Out of 18,515 women included, 7.7% (n = 1,429) received NK1-RAs. As compared with women aged 75 years and older, those aged 50-64 and 65-74 years had 1.96 (95% Cl = 1.50-2.57) and 1.39 (95% Cl = 1.19-1.63) times higher odds to receive NK1-RAs, respectively. Black women (AOR: 1.35; 95% Cl = 1.12-1.63), intravenous low-emetogenic chemotherapy (AOR: 3.94; 95% Cl = 3.16-4.91), enrolled in Medicare low-income subsidy (AOR: 1.49; 95% Cl = 1.08-2.07), had higher odds of receiving prophylactic NK1-RAs as compared with White patients, intravenous moderate emetic risk chemotherapy, and commercial insurance, respectively. In the adjusted analysis for costs, the mean total third-party payer antiemetic-specific costs for women who received steroids only, first-generation serotonin-receptor antagonists (5HT3-RAs) with or without steroids, or second-generation 5HT3-RAs with or without steroids were found to be significantly lower by 97.8% (P < 0.001), 95.0% (P < 0.001), and 42.1% (P = 0.023), respectively, when compared with those who received NK1-RAs.

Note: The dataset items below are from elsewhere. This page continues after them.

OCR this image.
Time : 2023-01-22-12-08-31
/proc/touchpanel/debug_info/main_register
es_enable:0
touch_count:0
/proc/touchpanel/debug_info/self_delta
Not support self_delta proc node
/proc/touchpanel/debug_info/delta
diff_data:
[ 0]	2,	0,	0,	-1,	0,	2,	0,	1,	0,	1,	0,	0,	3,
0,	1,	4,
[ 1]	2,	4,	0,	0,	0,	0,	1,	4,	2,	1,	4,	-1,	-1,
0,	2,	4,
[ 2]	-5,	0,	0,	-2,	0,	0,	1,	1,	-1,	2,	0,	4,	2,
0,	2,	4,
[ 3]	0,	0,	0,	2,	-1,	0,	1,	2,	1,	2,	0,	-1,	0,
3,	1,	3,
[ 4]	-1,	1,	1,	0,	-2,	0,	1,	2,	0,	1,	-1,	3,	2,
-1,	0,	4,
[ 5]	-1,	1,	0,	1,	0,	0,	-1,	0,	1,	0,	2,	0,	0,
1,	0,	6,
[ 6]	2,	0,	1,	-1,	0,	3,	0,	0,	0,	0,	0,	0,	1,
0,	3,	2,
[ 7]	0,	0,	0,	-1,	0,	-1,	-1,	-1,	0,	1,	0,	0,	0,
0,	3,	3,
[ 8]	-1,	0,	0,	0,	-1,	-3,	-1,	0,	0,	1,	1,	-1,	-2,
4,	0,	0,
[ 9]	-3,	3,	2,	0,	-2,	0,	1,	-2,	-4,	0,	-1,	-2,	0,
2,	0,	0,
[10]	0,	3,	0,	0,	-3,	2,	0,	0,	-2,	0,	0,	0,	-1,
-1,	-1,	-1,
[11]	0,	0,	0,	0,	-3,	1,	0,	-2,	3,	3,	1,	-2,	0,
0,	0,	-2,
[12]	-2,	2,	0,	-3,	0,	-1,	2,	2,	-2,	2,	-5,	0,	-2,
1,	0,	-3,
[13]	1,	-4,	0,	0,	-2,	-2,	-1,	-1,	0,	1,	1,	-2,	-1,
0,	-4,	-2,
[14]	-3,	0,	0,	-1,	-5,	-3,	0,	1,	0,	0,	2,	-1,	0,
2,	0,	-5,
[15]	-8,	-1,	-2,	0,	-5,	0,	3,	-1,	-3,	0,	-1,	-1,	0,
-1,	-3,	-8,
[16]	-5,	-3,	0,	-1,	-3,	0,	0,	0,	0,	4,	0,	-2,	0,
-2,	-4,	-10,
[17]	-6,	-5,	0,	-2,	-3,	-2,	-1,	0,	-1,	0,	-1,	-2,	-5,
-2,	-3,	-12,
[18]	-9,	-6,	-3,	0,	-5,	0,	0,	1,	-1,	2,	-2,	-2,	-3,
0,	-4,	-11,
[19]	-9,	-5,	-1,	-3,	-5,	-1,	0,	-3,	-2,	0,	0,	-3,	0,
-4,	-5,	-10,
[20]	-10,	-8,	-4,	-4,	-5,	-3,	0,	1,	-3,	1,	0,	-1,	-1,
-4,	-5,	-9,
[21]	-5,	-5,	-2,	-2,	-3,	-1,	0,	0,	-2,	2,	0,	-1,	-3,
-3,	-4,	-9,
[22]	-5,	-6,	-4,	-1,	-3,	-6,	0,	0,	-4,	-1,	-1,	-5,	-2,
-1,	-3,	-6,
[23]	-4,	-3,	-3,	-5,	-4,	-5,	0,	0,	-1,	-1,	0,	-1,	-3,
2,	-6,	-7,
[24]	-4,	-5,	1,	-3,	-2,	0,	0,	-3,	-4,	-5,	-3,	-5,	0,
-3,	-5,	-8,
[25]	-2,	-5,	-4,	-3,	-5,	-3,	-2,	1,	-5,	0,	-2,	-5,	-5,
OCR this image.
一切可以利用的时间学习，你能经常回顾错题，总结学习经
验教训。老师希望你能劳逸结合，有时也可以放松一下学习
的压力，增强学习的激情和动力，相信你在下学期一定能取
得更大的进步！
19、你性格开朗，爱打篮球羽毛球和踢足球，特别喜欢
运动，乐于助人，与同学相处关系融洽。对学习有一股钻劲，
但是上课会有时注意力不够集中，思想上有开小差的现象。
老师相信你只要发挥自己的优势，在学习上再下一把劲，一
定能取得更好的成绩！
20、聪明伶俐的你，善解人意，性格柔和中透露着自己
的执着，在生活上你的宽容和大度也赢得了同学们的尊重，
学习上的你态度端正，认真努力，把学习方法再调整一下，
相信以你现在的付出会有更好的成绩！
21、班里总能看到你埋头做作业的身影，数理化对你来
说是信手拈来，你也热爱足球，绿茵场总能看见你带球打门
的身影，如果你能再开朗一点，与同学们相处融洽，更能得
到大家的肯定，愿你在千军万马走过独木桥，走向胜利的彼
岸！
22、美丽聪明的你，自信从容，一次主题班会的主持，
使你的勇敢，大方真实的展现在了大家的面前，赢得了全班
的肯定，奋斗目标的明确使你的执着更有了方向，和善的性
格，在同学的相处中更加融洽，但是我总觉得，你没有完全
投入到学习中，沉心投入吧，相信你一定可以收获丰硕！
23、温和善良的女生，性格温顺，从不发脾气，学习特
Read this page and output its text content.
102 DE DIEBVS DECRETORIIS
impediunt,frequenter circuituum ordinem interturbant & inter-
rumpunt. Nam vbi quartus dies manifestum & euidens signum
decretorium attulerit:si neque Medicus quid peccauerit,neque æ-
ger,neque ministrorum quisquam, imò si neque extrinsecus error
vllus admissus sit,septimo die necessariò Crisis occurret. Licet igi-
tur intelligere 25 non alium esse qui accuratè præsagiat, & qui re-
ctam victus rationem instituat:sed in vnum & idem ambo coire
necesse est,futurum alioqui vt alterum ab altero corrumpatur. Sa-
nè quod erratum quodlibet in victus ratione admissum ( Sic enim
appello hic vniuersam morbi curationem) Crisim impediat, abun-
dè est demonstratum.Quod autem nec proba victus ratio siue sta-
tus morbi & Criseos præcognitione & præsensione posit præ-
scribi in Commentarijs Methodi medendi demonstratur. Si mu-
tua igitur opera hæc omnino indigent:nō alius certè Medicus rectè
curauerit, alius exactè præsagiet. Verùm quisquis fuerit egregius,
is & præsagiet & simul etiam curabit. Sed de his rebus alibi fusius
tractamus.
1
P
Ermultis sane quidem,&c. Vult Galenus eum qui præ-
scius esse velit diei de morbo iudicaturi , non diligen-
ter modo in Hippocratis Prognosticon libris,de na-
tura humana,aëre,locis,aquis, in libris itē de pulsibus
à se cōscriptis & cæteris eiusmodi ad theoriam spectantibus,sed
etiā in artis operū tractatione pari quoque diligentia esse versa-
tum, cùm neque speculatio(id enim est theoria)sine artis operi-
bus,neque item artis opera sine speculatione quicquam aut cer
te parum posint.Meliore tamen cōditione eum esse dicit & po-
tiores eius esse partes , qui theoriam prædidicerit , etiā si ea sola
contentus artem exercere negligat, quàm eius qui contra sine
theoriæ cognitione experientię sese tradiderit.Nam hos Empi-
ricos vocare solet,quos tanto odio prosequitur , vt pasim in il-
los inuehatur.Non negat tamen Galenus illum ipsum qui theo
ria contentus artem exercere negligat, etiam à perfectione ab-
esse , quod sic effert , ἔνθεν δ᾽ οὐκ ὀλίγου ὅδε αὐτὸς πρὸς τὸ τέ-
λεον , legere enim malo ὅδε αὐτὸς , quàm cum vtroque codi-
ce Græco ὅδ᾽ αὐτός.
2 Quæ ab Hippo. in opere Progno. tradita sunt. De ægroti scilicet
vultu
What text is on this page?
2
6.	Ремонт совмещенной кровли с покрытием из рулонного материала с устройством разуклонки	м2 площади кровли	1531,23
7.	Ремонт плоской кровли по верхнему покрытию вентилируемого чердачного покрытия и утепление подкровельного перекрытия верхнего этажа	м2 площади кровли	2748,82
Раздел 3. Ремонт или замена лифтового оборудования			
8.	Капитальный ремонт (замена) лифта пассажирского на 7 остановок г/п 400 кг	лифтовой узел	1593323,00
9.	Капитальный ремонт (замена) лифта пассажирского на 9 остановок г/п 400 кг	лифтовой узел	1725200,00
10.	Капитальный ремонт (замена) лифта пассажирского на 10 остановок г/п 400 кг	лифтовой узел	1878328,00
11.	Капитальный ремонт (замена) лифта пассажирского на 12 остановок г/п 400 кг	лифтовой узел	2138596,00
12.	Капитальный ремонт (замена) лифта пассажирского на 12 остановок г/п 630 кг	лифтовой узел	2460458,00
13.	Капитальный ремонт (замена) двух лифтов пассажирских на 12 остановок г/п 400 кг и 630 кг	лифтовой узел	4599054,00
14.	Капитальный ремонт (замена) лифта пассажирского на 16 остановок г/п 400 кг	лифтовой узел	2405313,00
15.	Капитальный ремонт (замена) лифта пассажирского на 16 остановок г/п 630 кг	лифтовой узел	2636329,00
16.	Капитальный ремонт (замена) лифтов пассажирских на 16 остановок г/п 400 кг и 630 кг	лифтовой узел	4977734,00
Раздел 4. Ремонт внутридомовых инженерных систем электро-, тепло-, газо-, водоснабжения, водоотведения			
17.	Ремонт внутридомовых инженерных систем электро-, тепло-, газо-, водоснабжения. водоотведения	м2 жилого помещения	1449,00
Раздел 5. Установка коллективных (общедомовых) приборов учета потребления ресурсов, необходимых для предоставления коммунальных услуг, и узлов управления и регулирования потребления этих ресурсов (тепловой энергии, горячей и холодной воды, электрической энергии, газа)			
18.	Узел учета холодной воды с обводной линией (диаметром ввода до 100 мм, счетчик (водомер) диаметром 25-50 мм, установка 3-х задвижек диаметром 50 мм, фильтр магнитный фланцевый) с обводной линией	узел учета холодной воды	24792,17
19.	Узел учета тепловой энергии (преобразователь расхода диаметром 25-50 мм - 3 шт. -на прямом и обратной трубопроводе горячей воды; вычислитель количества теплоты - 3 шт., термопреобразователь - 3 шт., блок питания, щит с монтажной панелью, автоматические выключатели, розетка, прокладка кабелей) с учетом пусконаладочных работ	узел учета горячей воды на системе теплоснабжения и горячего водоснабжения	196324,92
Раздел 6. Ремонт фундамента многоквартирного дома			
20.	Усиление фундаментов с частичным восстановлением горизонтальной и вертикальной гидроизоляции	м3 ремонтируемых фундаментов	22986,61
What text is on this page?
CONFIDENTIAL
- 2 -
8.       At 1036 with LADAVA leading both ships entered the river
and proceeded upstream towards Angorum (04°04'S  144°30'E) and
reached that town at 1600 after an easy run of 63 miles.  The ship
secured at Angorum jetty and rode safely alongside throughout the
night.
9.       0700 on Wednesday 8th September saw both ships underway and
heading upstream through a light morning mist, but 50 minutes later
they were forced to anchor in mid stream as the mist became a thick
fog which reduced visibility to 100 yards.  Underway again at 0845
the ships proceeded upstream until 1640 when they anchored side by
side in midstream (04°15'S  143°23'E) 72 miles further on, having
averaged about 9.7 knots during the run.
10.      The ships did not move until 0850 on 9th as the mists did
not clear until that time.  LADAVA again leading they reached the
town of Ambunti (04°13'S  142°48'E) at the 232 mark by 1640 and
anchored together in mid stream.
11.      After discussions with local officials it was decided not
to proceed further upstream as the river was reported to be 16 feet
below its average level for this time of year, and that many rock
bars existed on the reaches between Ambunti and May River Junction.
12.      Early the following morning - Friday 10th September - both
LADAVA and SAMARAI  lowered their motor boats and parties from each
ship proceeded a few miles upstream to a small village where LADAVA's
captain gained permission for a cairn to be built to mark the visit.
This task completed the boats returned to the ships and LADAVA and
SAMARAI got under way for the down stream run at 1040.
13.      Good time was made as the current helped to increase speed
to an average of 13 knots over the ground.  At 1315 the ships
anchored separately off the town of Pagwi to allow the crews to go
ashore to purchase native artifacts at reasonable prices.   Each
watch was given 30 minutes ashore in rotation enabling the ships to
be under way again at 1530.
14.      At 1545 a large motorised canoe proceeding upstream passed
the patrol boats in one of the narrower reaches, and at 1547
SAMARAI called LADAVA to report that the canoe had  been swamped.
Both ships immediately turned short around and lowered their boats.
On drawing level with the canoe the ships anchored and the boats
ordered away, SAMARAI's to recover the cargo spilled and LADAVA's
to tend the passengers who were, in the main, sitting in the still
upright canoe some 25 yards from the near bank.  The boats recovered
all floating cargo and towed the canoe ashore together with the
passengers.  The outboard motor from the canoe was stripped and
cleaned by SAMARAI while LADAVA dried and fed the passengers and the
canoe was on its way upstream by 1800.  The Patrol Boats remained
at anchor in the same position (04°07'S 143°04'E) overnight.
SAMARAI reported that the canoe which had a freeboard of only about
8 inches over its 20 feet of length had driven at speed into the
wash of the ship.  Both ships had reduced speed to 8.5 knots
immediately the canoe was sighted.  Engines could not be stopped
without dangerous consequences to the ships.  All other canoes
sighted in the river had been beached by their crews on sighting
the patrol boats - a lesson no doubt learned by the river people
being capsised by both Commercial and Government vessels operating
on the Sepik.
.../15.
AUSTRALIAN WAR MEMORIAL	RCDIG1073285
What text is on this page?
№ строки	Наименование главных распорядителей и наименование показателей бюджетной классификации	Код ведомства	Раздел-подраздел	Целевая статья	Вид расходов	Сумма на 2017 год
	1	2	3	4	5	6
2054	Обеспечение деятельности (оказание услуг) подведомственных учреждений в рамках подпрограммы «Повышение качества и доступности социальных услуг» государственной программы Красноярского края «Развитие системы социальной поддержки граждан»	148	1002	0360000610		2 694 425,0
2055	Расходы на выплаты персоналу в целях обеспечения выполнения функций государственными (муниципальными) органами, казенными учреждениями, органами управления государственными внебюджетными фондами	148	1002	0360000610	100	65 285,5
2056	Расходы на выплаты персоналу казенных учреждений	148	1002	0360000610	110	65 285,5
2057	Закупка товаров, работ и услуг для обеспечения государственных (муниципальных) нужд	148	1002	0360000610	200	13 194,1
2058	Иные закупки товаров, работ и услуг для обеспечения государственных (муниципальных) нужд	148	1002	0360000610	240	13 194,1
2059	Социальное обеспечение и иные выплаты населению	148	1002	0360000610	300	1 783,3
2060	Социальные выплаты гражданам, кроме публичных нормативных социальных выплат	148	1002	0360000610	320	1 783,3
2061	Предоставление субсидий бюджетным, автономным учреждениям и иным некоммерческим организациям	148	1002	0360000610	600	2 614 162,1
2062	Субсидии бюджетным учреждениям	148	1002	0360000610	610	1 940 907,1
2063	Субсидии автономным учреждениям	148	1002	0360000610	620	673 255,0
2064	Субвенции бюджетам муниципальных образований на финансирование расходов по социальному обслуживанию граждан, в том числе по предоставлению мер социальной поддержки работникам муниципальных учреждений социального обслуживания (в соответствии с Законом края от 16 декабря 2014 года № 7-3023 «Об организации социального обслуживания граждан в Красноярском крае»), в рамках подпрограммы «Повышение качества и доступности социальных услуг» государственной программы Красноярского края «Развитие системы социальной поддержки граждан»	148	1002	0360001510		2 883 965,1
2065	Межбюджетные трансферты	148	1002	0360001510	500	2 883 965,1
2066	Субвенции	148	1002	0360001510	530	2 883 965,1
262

Variability in the potential overuse of NK1-RAs was driven by certain patient- (age, race and ethnicity), clinical- (emetic risk), and health care- (insurance, health plan type) related factors. Furthermore, the mean total costs reimbursed by payers were significantly higher for those who received NK1-RAs as compared with other antiemetics, except for those who received both first- and second-generation 5HT3-RAs with or without steroids. Guideline-concordant use of NK1-RAs could result in significant cost-avoidance for patients and payers.